Pancreatic Cancer
University of Sydney
Pancreatic cancer is a major clinical problem, characterised by highly malignant tumours. Patients have the lowest five-year survival rate (5.2%) of anyone with cancer, and a person is more likely to die of the disease in Australia than from a road accident. Its global economic cost is around US$10 billion a year.
With current available treatments having such a high failure rate, 31-year-old University of Sydney researcher Dr Sumit Sahni seeks new, innovative treatments that specifically target the speed with which the disease metastasises.
Sumit aims to achieve this in part by building on highly promising work already completed. The postdoctoral researcher in the university’s Molecular Pharmacology and Pathology Program says that his lab has developed new anti-pancreatic cancer agents, one of which has already entered clinical trials, that target AMPK, a protein known to be involved in the maintenance of energy balance within cells.
With the support of the Can Too Foundation, he will now use these new medications to target AMPK-dependent energy pathways in the body and test how they, and the protein, react. “This will be the first study assessing the role of AMPK in the progression of pancreatic cancer in clinical samples,” he says. “It’s exciting because our studies could lead to the development of new, more advanced and effective drugs.”
Born and raised in New Delhi, India, Sumit completed his PhD in Chicago in 2011, and migrated to Australia to join the Sydney University team in 2012. During his high school years in India, his grandmother had had a paralytic attack, and the traumatic event motivated Sumit to pursue a career in medical research. In particular, in his graduate studies, he actively sought to investigate what he refers to as “a challenging research question,” and in the process became fascinated by the mechanisms by which cancer progressed and spread.

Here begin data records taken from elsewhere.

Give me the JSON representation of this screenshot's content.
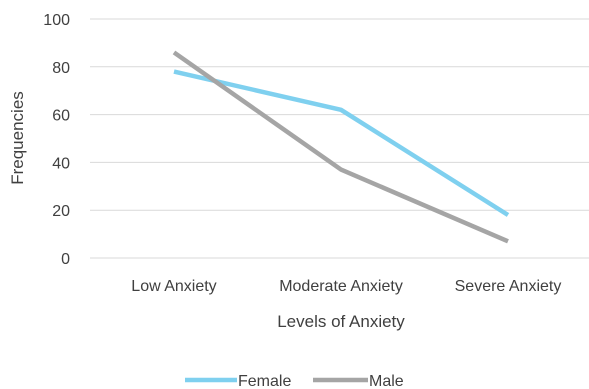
{
  "chart_data": {
    "type": "line",
    "categories": [
      "Low Anxiety",
      "Moderate Anxiety",
      "Severe Anxiety"
    ],
    "series": [
      {
        "name": "Female",
        "values": [
          78,
          62,
          18
        ],
        "color": "#7fd0ef"
      },
      {
        "name": "Male",
        "values": [
          86,
          37,
          7
        ],
        "color": "#a5a5a5"
      }
    ],
    "xlabel": "Levels of Anxiety",
    "ylabel": "Frequencies",
    "ylim": [
      0,
      100
    ],
    "yticks": [
      0,
      20,
      40,
      60,
      80,
      100
    ],
    "ytick_labels": [
      "0",
      "20",
      "40",
      "60",
      "80",
      "100"
    ],
    "grid": true,
    "legend_position": "bottom"
  }
}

More recently Sumit has had more inspiration from being able to interact with pancreatic cancer survivors. “Talking with them has provided me with immense motivation to fight against this devastating clinical problem,” he says.
For people diagnosed with the disease he has a simple message – “keep hope alive, because new, ‘clinically relevant’ research options are in the pipeline. To ensure they keep coming, the Cure Cancer Australia grants are extremely valuable”, Sumit says. Not only will his own grant help him in his professional development, it gives him great personal satisfaction because it’s allowing him to pursue what he’s really interested in – with appropriate resources in place.

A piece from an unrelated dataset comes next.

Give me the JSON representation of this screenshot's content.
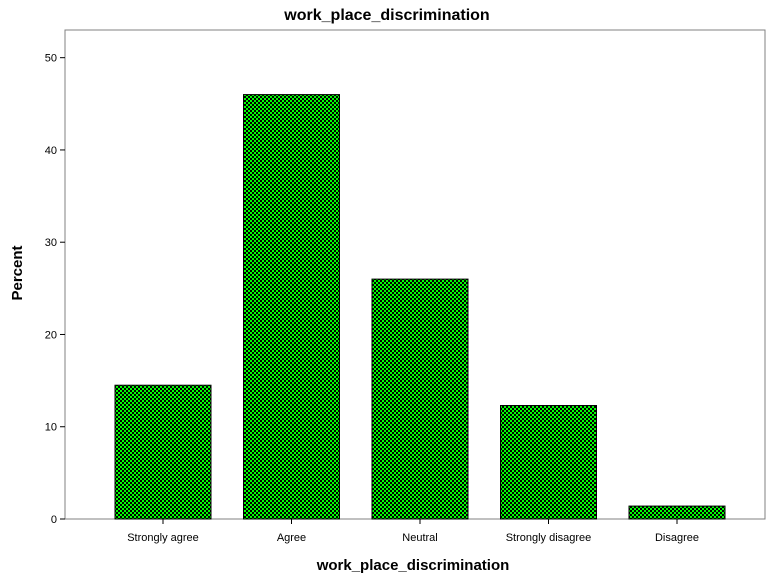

“It’s getting very hard to get an early-career grant,” he says. “As the scientific assessment is done by the National Health and Medical Research Council, it’s difficult to make reviewers understand that this is an early-career grant and should be assessed relative to opportunity.”

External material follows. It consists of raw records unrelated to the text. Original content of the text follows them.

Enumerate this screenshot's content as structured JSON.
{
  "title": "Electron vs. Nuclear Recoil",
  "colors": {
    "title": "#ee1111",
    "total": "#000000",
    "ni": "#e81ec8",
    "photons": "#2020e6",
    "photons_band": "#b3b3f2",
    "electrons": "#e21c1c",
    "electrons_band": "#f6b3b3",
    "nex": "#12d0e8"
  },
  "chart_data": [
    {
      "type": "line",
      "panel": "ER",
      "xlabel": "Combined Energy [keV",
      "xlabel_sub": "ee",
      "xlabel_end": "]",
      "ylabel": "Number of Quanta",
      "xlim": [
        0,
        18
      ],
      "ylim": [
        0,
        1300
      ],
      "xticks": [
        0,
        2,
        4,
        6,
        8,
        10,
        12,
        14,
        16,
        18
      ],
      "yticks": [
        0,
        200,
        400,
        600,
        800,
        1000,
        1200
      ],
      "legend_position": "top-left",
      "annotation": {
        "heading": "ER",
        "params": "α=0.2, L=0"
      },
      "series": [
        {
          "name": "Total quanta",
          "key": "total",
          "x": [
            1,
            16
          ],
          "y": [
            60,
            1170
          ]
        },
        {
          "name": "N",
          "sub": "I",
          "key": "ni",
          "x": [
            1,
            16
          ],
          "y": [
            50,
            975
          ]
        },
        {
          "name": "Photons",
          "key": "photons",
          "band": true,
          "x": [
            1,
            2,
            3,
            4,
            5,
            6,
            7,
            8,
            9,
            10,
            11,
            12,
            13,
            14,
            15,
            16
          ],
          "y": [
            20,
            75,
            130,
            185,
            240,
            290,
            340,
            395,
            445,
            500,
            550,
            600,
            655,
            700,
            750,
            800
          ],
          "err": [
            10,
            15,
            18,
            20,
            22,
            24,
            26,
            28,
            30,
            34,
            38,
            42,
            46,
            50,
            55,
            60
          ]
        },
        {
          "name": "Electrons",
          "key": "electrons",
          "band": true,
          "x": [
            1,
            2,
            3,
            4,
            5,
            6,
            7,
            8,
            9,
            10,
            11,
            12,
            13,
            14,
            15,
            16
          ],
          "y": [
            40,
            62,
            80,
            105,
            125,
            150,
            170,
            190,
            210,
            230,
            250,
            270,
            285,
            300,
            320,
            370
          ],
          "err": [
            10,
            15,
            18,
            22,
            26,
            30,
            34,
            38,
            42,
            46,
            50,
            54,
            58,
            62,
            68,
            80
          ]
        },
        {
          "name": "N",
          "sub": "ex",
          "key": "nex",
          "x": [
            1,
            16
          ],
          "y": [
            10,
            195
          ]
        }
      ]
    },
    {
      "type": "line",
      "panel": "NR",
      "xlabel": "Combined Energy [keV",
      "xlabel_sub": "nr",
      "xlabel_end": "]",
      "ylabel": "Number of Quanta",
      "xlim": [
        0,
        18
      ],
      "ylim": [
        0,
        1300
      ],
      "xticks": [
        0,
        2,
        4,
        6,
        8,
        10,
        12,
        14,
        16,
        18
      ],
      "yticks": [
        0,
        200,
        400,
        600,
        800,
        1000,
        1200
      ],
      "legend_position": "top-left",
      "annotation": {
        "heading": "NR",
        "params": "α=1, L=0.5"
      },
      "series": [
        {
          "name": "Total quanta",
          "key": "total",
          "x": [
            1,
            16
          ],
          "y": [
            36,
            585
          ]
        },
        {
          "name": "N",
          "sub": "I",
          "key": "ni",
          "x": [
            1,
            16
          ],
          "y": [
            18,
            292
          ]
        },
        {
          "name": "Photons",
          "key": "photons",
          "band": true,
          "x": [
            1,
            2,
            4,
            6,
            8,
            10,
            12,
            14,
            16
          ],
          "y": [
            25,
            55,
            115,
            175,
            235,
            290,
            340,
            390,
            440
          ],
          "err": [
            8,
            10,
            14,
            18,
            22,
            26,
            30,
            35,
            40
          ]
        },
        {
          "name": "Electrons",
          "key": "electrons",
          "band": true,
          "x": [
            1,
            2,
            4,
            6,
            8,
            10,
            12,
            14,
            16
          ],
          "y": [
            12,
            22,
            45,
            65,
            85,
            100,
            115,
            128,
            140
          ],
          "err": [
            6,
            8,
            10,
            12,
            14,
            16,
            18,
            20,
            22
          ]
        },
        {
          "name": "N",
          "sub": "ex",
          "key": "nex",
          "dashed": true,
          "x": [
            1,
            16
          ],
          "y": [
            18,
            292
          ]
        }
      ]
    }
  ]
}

Like many of his peers, he laments the fact he must constantly invest significant time writing grant applications rather than doing the work that matters.
Married with a young son, when not engaged with his work Sumit is interested in politics and current affairs, and whenever he gets a chance he loves to play table tennis.
Meanwhile everything happens for a reason, he believes, and is “always good for you in the long run.”
Dr Sumit Sahni was a 2017 Cure Cancer Australia grant recipient supported by the Can Too Foundation.